Just got them today, they are about 8 months old and the seller wasn't sure if they were a male and female, but they sure do like hanging out together. SO much different than any pidge or ring neck I've had before. One "whoops" after going to a different perch, and the other flys right over to it.
They are in an 8' long by 4' aviary and seem very happy.


----------



## Heather Lynn (Dec 19, 2011)

Crumby phone pic from tonight, they're enjoying the fourth floor.  I was surprised to see them sharing a nest box together, thought they would stick to the perches.
Getting along perfectly with my sweet mellow Russian Tumblers


----------



## Msfreebird (Sep 23, 2007)

Wow, nice looking birds 
I missed your thread introducing yourself...Welcome to PT, its a great place!
Where in NH are you? I grew up in Portsmouth, but now just over the bridge in Eliot.


----------



## Heather Lynn (Dec 19, 2011)

Thanks very much Waynette! Ya I love this forum 
I'm right on the Chester border, you're not far at all!
What do you have? I have 2 young Jacobins if you're interested.
Thanks again!


----------



## nancybird (Jan 30, 2011)

Those are very pretty birds.


----------



## Msfreebird (Sep 23, 2007)

Ohhhhh, don't do that to me! I always wanted Jacobins! Can you post a picture?
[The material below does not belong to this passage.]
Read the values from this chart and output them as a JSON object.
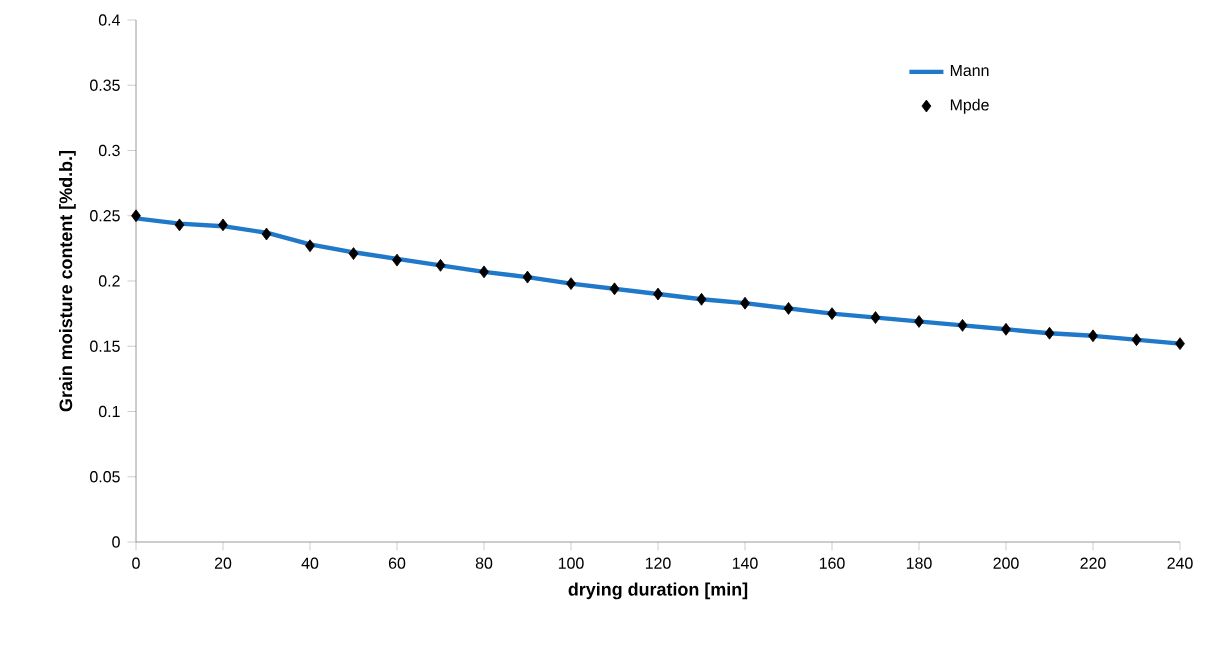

What are you asking for them? Are they 'inside' birds or are they weathered in a loft?
I have 2 lofts. One with all American Fantails, the other with homers, tumblers, crosses, a couple feral rescues and 1 Carneau. (you can see my lofts at my website below - Cottageontheseacoast). I have roughly 200. I have an isolation room in my basement that I bring a couple of my older birds and my 2 Ring Neck Doves into during the winter.


----------